Dampak Bagi Masyarakat dan Ekonomi
Peningkatan arus mudik ini tentu memiliki dampak yang signifikan, baik bagi masyarakat maupun ekonomi lokal. Dengan banyaknya pemudik yang beralih menggunakan kendaraan pribadi, ada harapan bahwa sektor-sektor ekonomi di daerah asal pemudik akan kembali bergeliat. Restoran, tempat wisata, dan usaha lokal lainnya diharapkan merasakan peningkatan pendapatan seiring dengan tingginya mobilitas masyarakat.
Namun, di sisi lain, peningkatan jumlah kendaraan di jalan juga menimbulkan tantangan, seperti kemacetan yang dapat terjadi di titik-titik keramaian.
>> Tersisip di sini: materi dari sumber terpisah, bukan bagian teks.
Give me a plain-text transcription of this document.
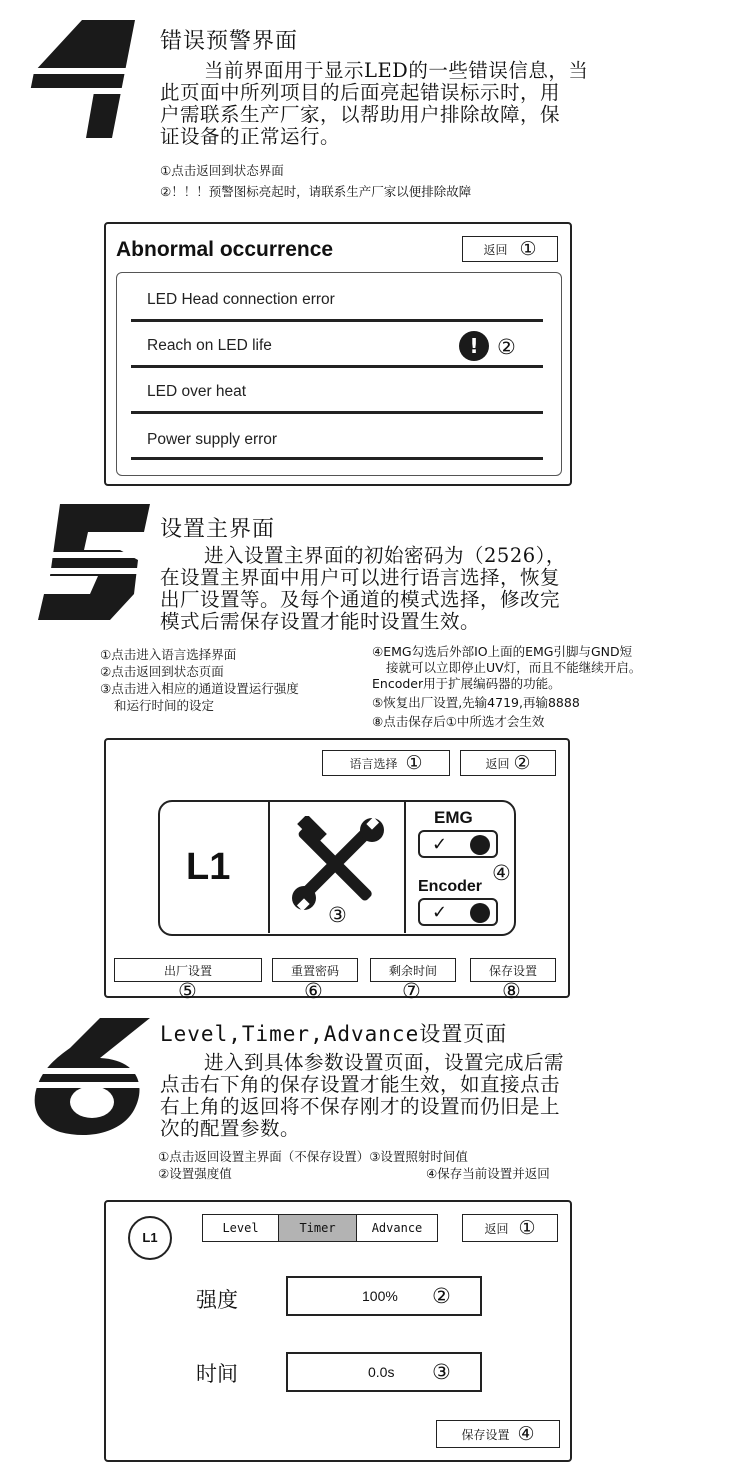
错误预警界面
当前界面用于显示LED的一些错误信息，当
此页面中所列项目的后面亮起错误标示时，用
户需联系生产厂家，以帮助用户排除故障，保
证设备的正常运行。
①点击返回到状态界面
②！！！预警图标亮起时，请联系生产厂家以便排除故障
Abnormal occurrence	返回 ①
LED Head connection error
Reach on LED life	! ②
LED over heat
Power supply error
设置主界面
进入设置主界面的初始密码为（2526），
在设置主界面中用户可以进行语言选择，恢复
出厂设置等。及每个通道的模式选择，修改完
模式后需保存设置才能时设置生效。
①点击进入语言选择界面
②点击返回到状态页面
③点击进入相应的通道设置运行强度
和运行时间的设定
④EMG勾选后外部IO上面的EMG引脚与GND短
接就可以立即停止UV灯，而且不能继续开启。
Encoder用于扩展编码器的功能。
⑤恢复出厂设置,先输4719,再输8888
⑧点击保存后①中所选才会生效
语言选择 ①	返回 ②
L1
③
EMG
✓
④
Encoder
✓
出厂设置
⑤
重置密码
⑥
剩余时间
⑦
保存设置
⑧
Level,Timer,Advance设置页面
进入到具体参数设置页面，设置完成后需
点击右下角的保存设置才能生效，如直接点击
右上角的返回将不保存刚才的设置而仍旧是上
次的配置参数。
①点击返回设置主界面（不保存设置）③设置照射时间值
②设置强度值	④保存当前设置并返回
L1
Level	Timer	Advance	返回 ①
强度	100% ②
时间	0.0s ③
保存设置 ④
Oleh karena itu, penting bagi pihak berwenang untuk terus memantau kondisi lalu lintas dan memberikan solusi yang tepat agar arus mudik berjalan lancar.
Kesiapan Infrastruktur dan Keamanan
Pihak pengelola tol dan kepolisian juga telah bersiap untuk mengamankan jalur-jalur mudik ini. Dengan adanya kebijakan untuk mensterilkan jalur dari kendaraan berukuran besar yang tidak sesuai, diharapkan perjalanan pemudik dapat lebih aman dan nyaman. Langkah-langkah ini sangat penting untuk menjaga keselamatan pengguna jalan selama periode mudik yang padat ini.
Kesimpulan
Peningkatan arus mudik pada tahun 2026 menandakan tingginya semangat masyarakat untuk berkumpul dengan keluarga. Dengan persiapan yang matang dan kesadaran akan kondisi lalu lintas, diharapkan perjalanan mudik kali ini dapat berlangsung aman dan lancar. Masyarakat diimbau untuk tetap mematuhi peraturan lalu lintas dan mempersiapkan segala sesuatunya sebelum memulai perjalanan.